Unsur-unsur dari proses komunikasi di atas, merupakan factor penting dalam komunikasi, bahwa setiap unsur tersebut oleh para ahli komuikasi dijadikan objek ilmiah untuk ditelaah secara khusus. Menurut Deddy Mulyana proses komunikasi diklasifikasikan menjadi 2 bagian, yaitu:

1. Komunikasi Verbal

Simbol atau pesan adalah semua jenis simbol yang menggunakan satu kata atau lebih. Hampir semua rangsangan bicara yang kita sadari termasuk ke dalam kategori pesan verbal disengaja, yaitu usaha-usaha yang dilakukan secara sadar untuk berhubungan dengan orang lain secara lisan. Bahasa juga dianggap sebagai suatu sistem kode verbal.

2. Komunikasi Non Verbal

Secara sederhana pesan non verbal adalah semua isyarat yang bukan kata-kata. Menurut Larry A. Samovar dan Richard E. Porter, komunikasi non verbal mencakup semua rangsangan (kecuali rangsang verbal) dalam suatu setting komunikasi, yang dihasilkan oleh individu dan penggunaan lingkungan oleh individu, yang mempunyai nilai pesan potensial bagi pengirim atau penerima. (Mulyana, 2000 : 237)

2.1.2.4 Proses Komunikasi

Proses komunikasi pada hakikatnya adalah proses penyampaian pikiran atau perasaan oleh seseorang (komunikator) kepada orang lain (komunikan).
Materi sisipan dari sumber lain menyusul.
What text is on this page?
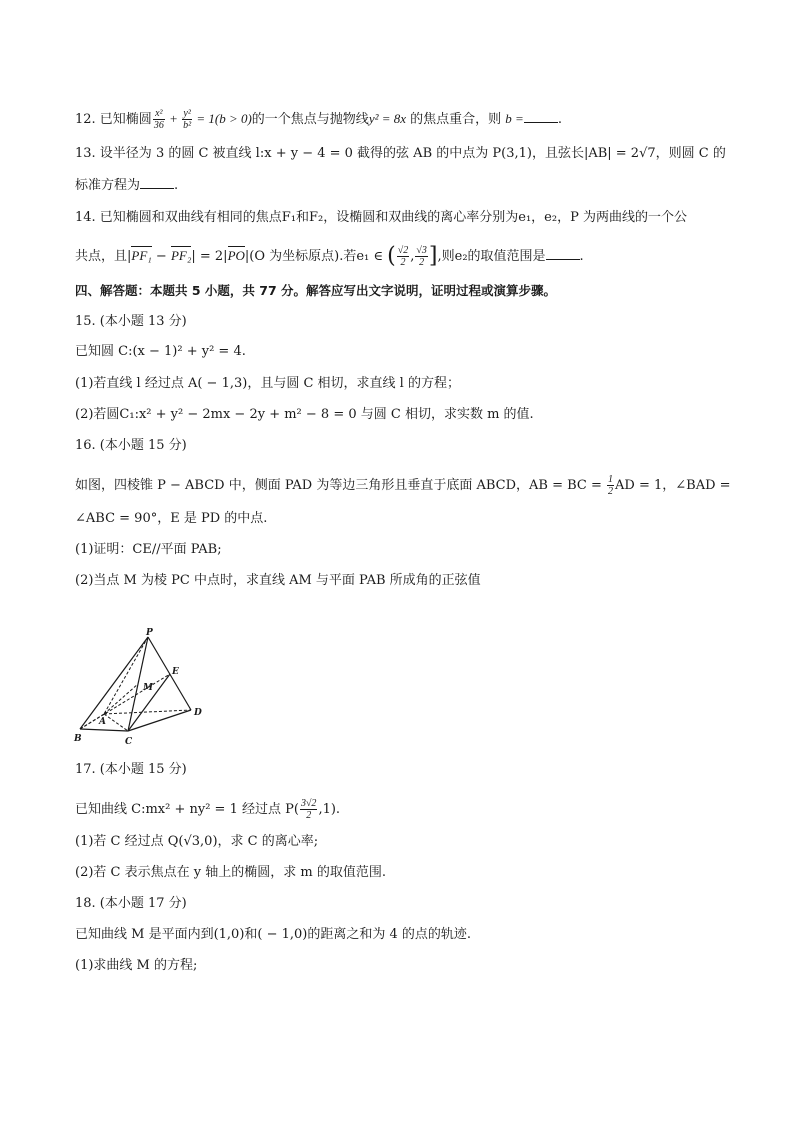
12. 已知椭圆 $\frac{\text{x²}}{36} + \frac{\text{y²}}{\text{b²}} = 1(b > 0)$的一个焦点与抛物线y² = 8x 的焦点重合，则 b =	.
13. 设半径为 3 的圆 C 被直线 l:x + y − 4 = 0 截得的弦 AB 的中点为 P(3,1)，且弦长|AB| = 2√7，则圆 C 的
标准方程为	.
14. 已知椭圆和双曲线有相同的焦点F₁和F₂，设椭圆和双曲线的离心率分别为e₁，e₂，P 为两曲线的一个公
共点，且|PF₁ − PF₂| = 2|PO|(O 为坐标原点).若e₁ ∈ ( $\frac{√2}{2}$ , $\frac{√3}{2}$ ],则e₂的取值范围是	.
四、解答题：本题共 5 小题，共 77 分。解答应写出文字说明，证明过程或演算步骤。
15. (本小题 13 分)
已知圆 C:(x − 1)² + y² = 4.
(1)若直线 l 经过点 A( − 1,3)，且与圆 C 相切，求直线 l 的方程；
(2)若圆C₁:x² + y² − 2mx − 2y + m² − 8 = 0 与圆 C 相切，求实数 m 的值.
16. (本小题 15 分)
如图，四棱锥 P − ABCD 中，侧面 PAD 为等边三角形且垂直于底面 ABCD，AB = BC = $\frac{1}{2}$ AD = 1，∠BAD =
∠ABC = 90°，E 是 PD 的中点.
(1)证明：CE//平面 PAB;
(2)当点 M 为棱 PC 中点时，求直线 AM 与平面 PAB 所成角的正弦值
P
E
M
A
D
B	C
17. (本小题 15 分)
已知曲线 C:mx² + ny² = 1 经过点 $P( \frac{3√2}{2} ,1)$.
(1)若 C 经过点 Q(√3,0)，求 C 的离心率;
(2)若 C 表示焦点在 y 轴上的椭圆，求 m 的取值范围.
18. (本小题 17 分)
已知曲线 M 是平面内到(1,0)和( − 1,0)的距离之和为 4 的点的轨迹.
(1)求曲线 M 的方程;
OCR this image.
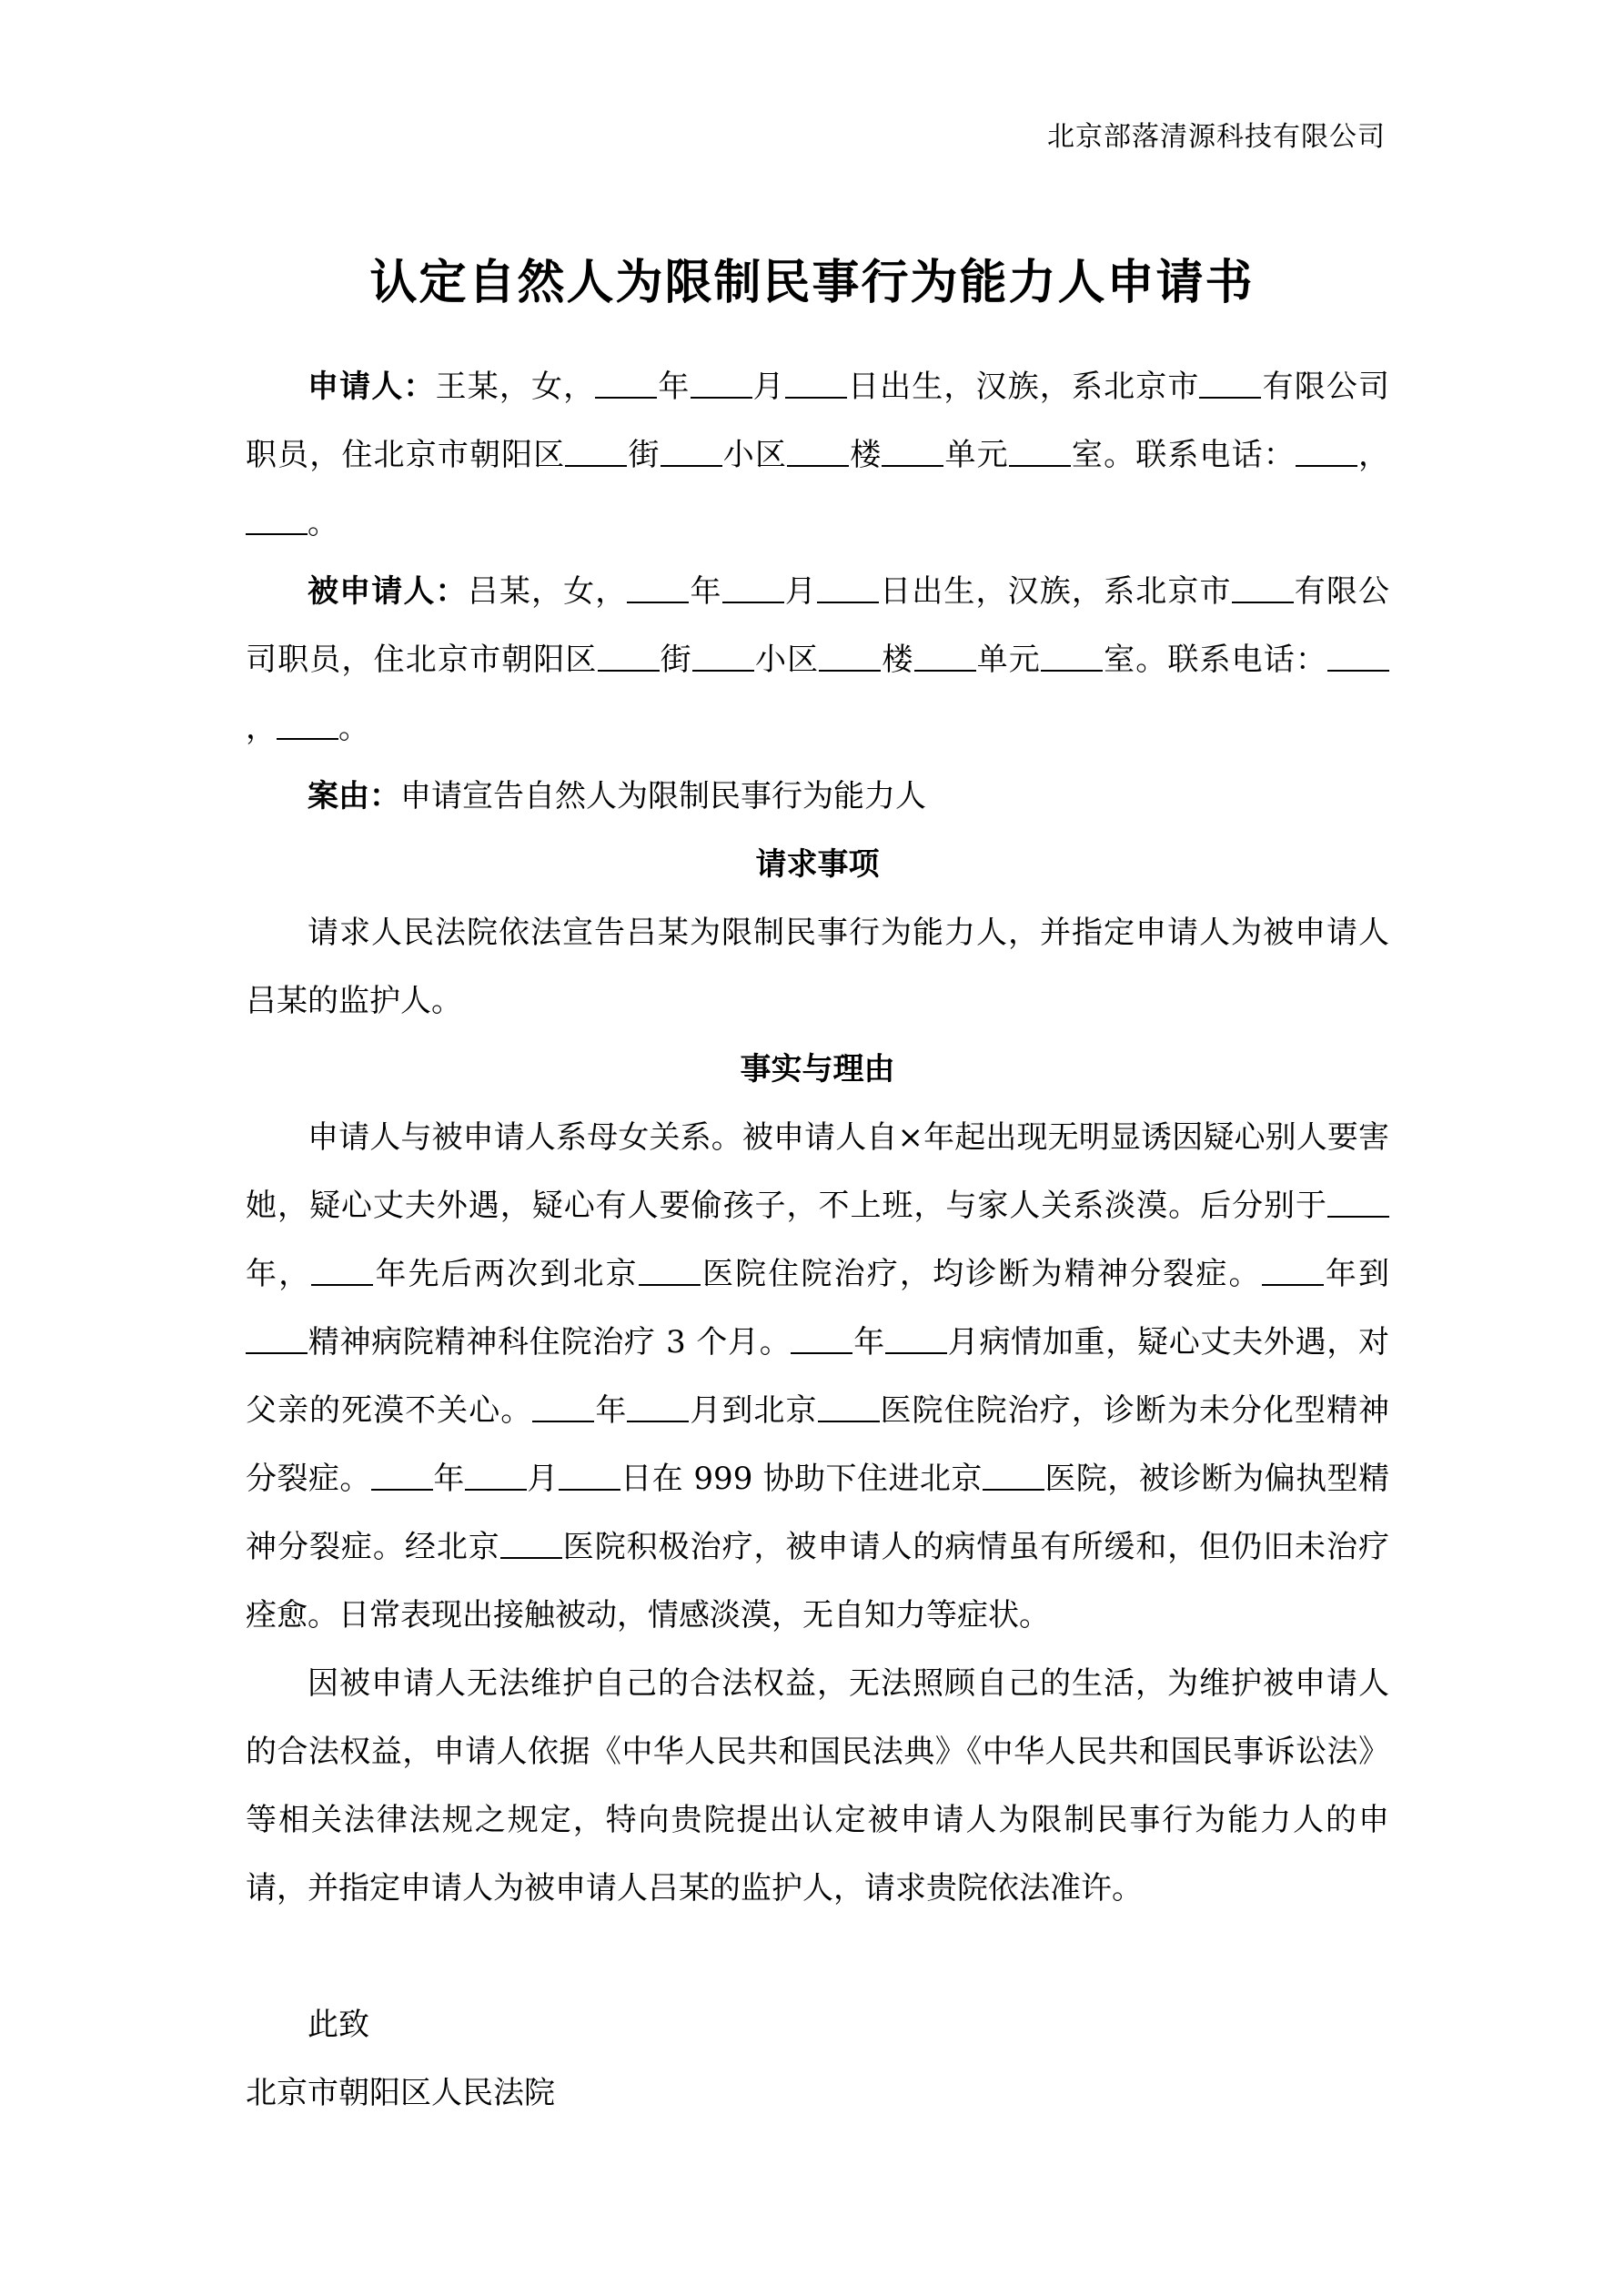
北京部落清源科技有限公司
认定自然人为限制民事行为能力人申请书

申请人：王某，女， 年 月 日出生，汉族，系北京市 有限公司职员，住北京市朝阳区 街 小区 楼 单元 室。联系电话： ，。

被申请人：吕某，女， 年 月 日出生，汉族，系北京市 有限公司职员，住北京市朝阳区 街 小区 楼 单元 室。联系电话：， 。

案由：申请宣告自然人为限制民事行为能力人

请求事项

请求人民法院依法宣告吕某为限制民事行为能力人，并指定申请人为被申请人吕某的监护人。

事实与理由

申请人与被申请人系母女关系。被申请人自×年起出现无明显诱因疑心别人要害她，疑心丈夫外遇，疑心有人要偷孩子，不上班，与家人关系淡漠。后分别于年， 年先后两次到北京 医院住院治疗，均诊断为精神分裂症。 年到精神病院精神科住院治疗 3 个月。 年 月病情加重，疑心丈夫外遇，对父亲的死漠不关心。 年 月到北京 医院住院治疗，诊断为未分化型精神分裂症。 年 月 日在 999 协助下住进北京 医院，被诊断为偏执型精神分裂症。经北京 医院积极治疗，被申请人的病情虽有所缓和，但仍旧未治疗痊愈。日常表现出接触被动，情感淡漠，无自知力等症状。

因被申请人无法维护自己的合法权益，无法照顾自己的生活，为维护被申请人的合法权益，申请人依据《中华人民共和国民法典》《中华人民共和国民事诉讼法》等相关法律法规之规定，特向贵院提出认定被申请人为限制民事行为能力人的申请，并指定申请人为被申请人吕某的监护人，请求贵院依法准许。

此致

北京市朝阳区人民法院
Menurut Onong Uchjana Effendy, Proses komunikasi dalam bukunya Ilmu Komunikasi Teori dan Praktek, proses komunikasi terbagi menjadi dua tahap, yakni :

(10)

1. Proses komunikasi secara primer, Proses ini adalah proses penyampaian pikiran dan atau perasaan seseorang kepada orang lain dengan menggunakan lambang (symbol) sebagai media. Lambang sebagai media primer dalam proses komunikasi adalah bahasa, kial, isyarat, gambar, warna, dan lain sebagainya yang secara langsung mampu “menerjemahkan” pikiran dan atau perasaan komunikator kepada komunikan.

2. Proses komunikasi secara sekunder, adalah proses penyampaian pesan oleh seseorang kepada orang lain dengan menggunakan alat atau sarana sebagai media kedua setelah memakai lambang sebagai media pertama.

Seseorang menggunakan media kedua dalam melancarkan komunikasinya karena komunikan sebagai sasarannya berada di tempat yang relatif jauh atau jumlahnya banyak. Surat, telepon, teleks, surat kabar, majalah, radio, televisi, film, dan banyak lagi media kedua yang sering digunakan dalam komunikasi. (Effendy, 2004 : 11&16)

2.1.3 Tinjauan Tentang Komunikasi Kelompok

Pengertian komunikasi kelompok seperti yang dipaparkan oleh Little John yang dikutip oleh Deddy Mulyana dalam bukunya "Ilmu Komunikasi Suatu Pengantar“ bahwa :

“Komunikasi kelompok adalah Sekumpulan orang yang mempunyai tujuan bersama , yang berinteraksi satu sama lain untuk mencapai tujuan bersama (adanya saling ketergantungan), mengenal satu sama lainnya, dan memandang mereka sebagai bagian dari kelompok tersebut, meskipun setiap anggota boleh jadi punya peran berbeda”. (Mulyana, 2007 : 82)

Kelompok ini misalnya adalah keluarga, tetangga, kawan-kawan terdekat; kelompok diskusi; kelompok pemecahan masalah, atau suatu komite yang tengah berapat untuk mengambil suatu keputusan. Dengan demikian Komunikasi kelompok menurut Little John yang dikutip oleh Deddy Mulyana yakni “Komunikasi kelompok biasanya merujuk pada komunikasi yang dilakukan kelompok kecil (small group communication), jadi bersifat tatap-muka”. (Mulyana,2007:82)

(11)

Umpan balik dari seorang peserta dalam komunikasi kelompok masih bisa diidentifikasi dan ditanggapi langsung oleh peserta lainnya. Komunikasi kelompok dengan sendirinya melibatkan juga komunikasi antar pribadi, karena itu kebanyakan teori komunikasi antar pribadi berlaku juga bagi komunikasi kelompok.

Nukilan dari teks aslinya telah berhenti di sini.